Le siège de Tournai, en 1745, sous le commandement du maréchal de Saxe, 
qui y reçut la visite de Louis XV et du Dauphin – Pierre Lenfant



La noblesse pauvre. — Cependant, la noblesse pauvre est plus nombreuse, semble-t-il, que la noblesse aisée. Elle vit misérablement dans des manoirs qui tombent en ruine. On nous cite un gentilhomme breton, le comte de Sensy, qui, avec un revenu de 1 200 livres, doit nourrir sept enfants. En 1774, un certain Colas de la Baronnais demande un secours au Roi : avec un revenu de 2 000 livres, il doit élever dix-sept enfants. M. P. de Vaissière, dans son livre sur les Gentilshommes campagnards de l’ancienne France [3], nous cite beaucoup d’exemples analogues. 

Il remarque très justement que la misère des gentilshommes campagnards est grande surtout dans les pays de culture pauvre, où prédomine le métayage : les propriétaires nobles subissent le contrecoup des mauvaises récoltes et ils sont à peine plus à l’aise que leurs métayers. L’un d’eux, M. de Couladère, qui vit sur sa terre, près de Montauban, demande, en 1710, un secours au contrôleur général. La récolte a manqué ; on n’aura pas de blé pour se nourrir et pour faire les semailles, et il ajoute :
« Notre boulanger ne veut plus nous fournir du pain, voyant que nous n’avons point de récoltes ; car celle qu’on pourra faire des millets ne suffira pas pour vivre une année et faire subsister nos métayers..., et je m’estimerai heureux d’avoir de ce pain, quoique je n’aie pas accoutumé d’en manger. »
Puis ne faut-il pas pourvoir à l’éducation des garçons, à l’établissement des filles ? Les nobles ruinés ne mettent leur espoir que dans la générosité du roi.

Il n’est pas étonnant que bien des nobles soient réduits à la condition des paysans ou bien sollicitent quelque petit emploi dans les fermes et les gabelles. Il en est même qui deviennent porteurs de chaises, muletiers. Dès 1713, le maréchal d’Harcourt, parlant de la Normandie, écrivait au secrétaire d’État de la guerre :
« Je vois la pauvre noblesse de ce pays-ci en si pitoyable état que des gentilshommes deviennent paysans pour n’avoir pas le moyen d’être élevés, ni d’apprendre seulement à lire et à écrire ; que cette pauvreté les oblige à se marier avec une paysanne, pourvu qu’elle ait un arpent de terre à labourer. »
En 1789, à l’assemblée provinciale du Poitou, se sont présentés sept gentilshommes, vêtus en paysans, et dont on a dû payer la dépense à l’auberge ; ils ont raconté que leurs filles s’occupaient de la bassecour et gardaient les moutons dans les champs.

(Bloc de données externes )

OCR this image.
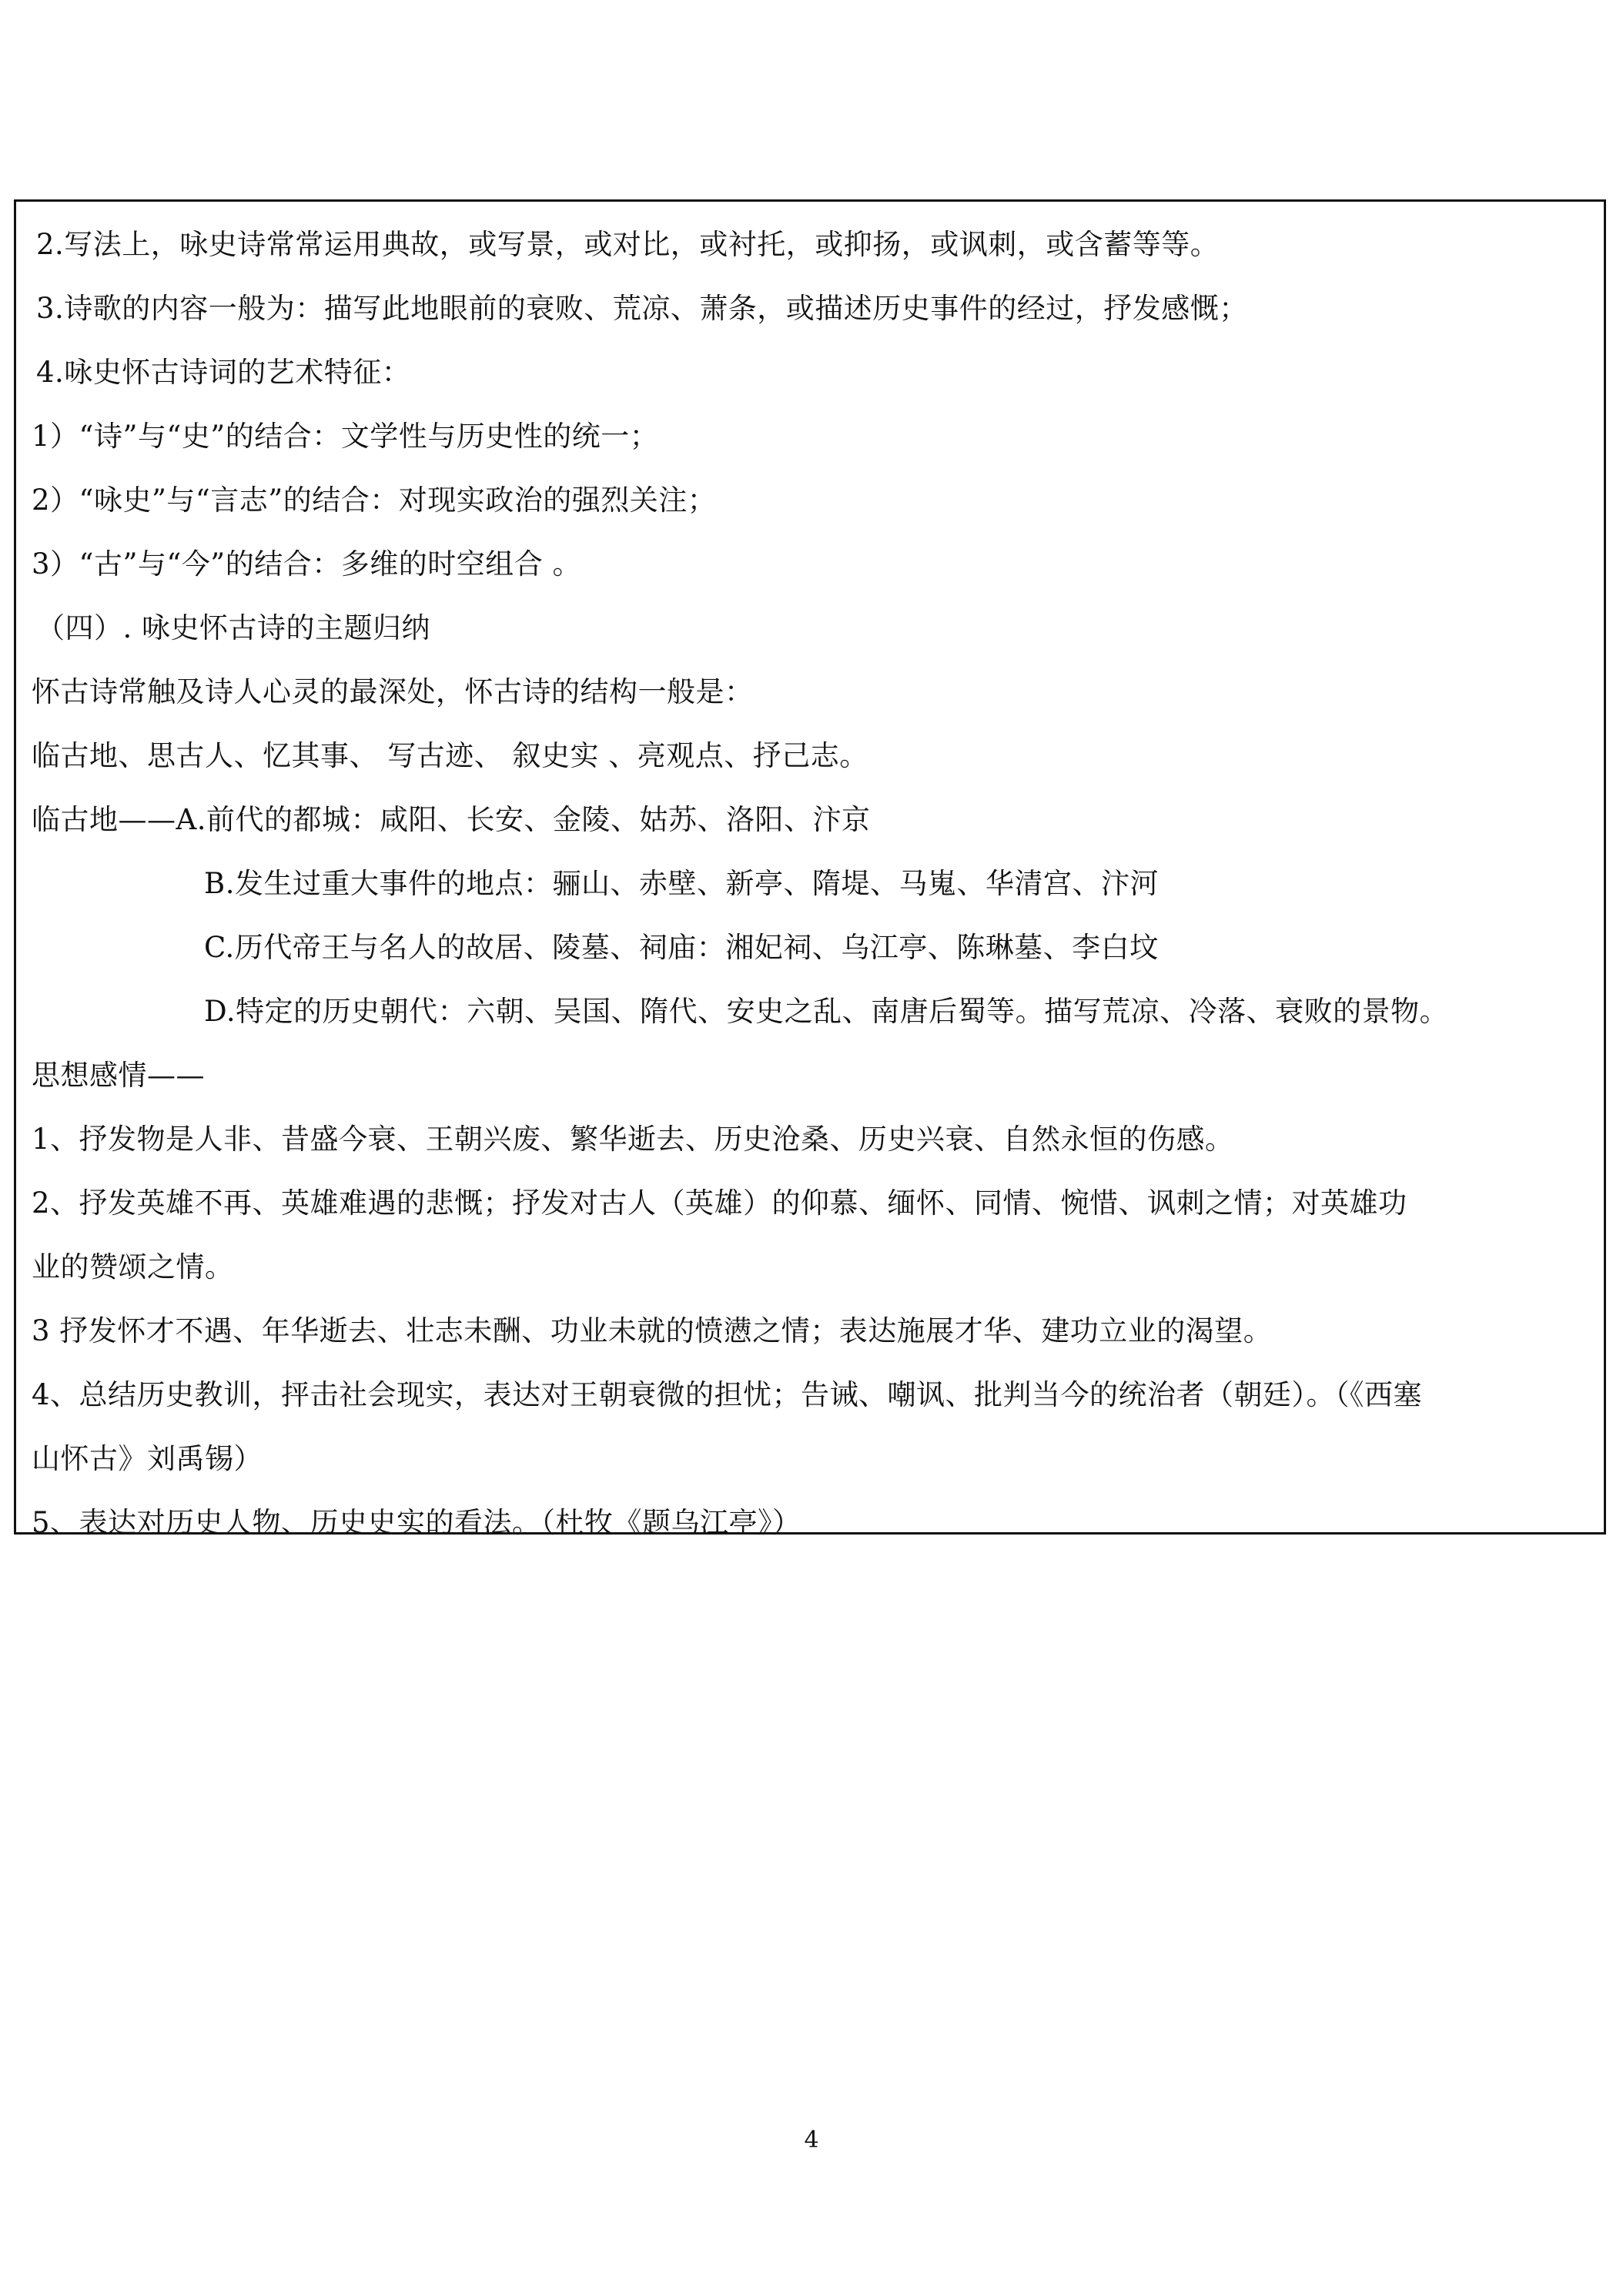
2.写法上，咏史诗常常运用典故，或写景，或对比，或衬托，或抑扬，或讽刺，或含蓄等等。
3.诗歌的内容一般为：描写此地眼前的衰败、荒凉、萧条，或描述历史事件的经过，抒发感慨；
4.咏史怀古诗词的艺术特征：
1）“诗”与“史”的结合：文学性与历史性的统一；
2）“咏史”与“言志”的结合：对现实政治的强烈关注；
3）“古”与“今”的结合：多维的时空组合 。
（四）. 咏史怀古诗的主题归纳
怀古诗常触及诗人心灵的最深处，怀古诗的结构一般是：
临古地、思古人、忆其事、 写古迹、 叙史实 、亮观点、抒己志。
临古地——A.前代的都城：咸阳、长安、金陵、姑苏、洛阳、汴京
B.发生过重大事件的地点：骊山、赤壁、新亭、隋堤、马嵬、华清宫、汴河
C.历代帝王与名人的故居、陵墓、祠庙：湘妃祠、乌江亭、陈琳墓、李白坟
D.特定的历史朝代：六朝、吴国、隋代、安史之乱、南唐后蜀等。描写荒凉、冷落、衰败的景物。
思想感情——
1、抒发物是人非、昔盛今衰、王朝兴废、繁华逝去、历史沧桑、历史兴衰、自然永恒的伤感。
2、抒发英雄不再、英雄难遇的悲慨；抒发对古人（英雄）的仰慕、缅怀、同情、惋惜、讽刺之情；对英雄功
业的赞颂之情。
3 抒发怀才不遇、年华逝去、壮志未酬、功业未就的愤懑之情；表达施展才华、建功立业的渴望。
4、总结历史教训，抨击社会现实，表达对王朝衰微的担忧；告诫、嘲讽、批判当今的统治者（朝廷）。（《西塞
山怀古》刘禹锡）
5、表达对历史人物、历史史实的看法。（杜牧《题乌江亭》）
4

On comprend, en 1789, l’hostilité que la petite noblesse pauvre manifeste aux nobles de cour, qui recueillent toutes les faveurs, les sinécures lucratives, les charges militaires. On trouve comme l’écho de leurs plaintes dans ces lignes que Brissot, en 1790, publiait dans le Patriote français :
« S’il est un ordre de citoyens qui soit victime du despotisme et de l’aristocratie des grands et des riches..., c’est la noblesse pauvre, cette nombreuse classe de gentilshommes cultivateurs, bornée par un préjugé gothique à un seul état... Le tableau des vexations de tout genre auxquelles elle a été exposée, dans l’état militaire, est un des plus révoltants qu’on puisse voir. »
Cette situation de la petite noblesse préoccupe assez vivement l’opinion au cours du siècle. Certains écrivains — et notamment l’abbé Coyer, dans sa Noblesse commerçante — préconisent, pour la noblesse, l’activité industrielle et commerciale ; mais des gentilshommes pauvres pouvaient-ils s’y adonner ? En fait, si bon nombre de nobles participent, comme concessionnaires ou actionnaires, à des campagnes minières, ce sont surtout de grands seigneurs comme les Croy, les Conti, les Charost, les Solages, les Chaulnes.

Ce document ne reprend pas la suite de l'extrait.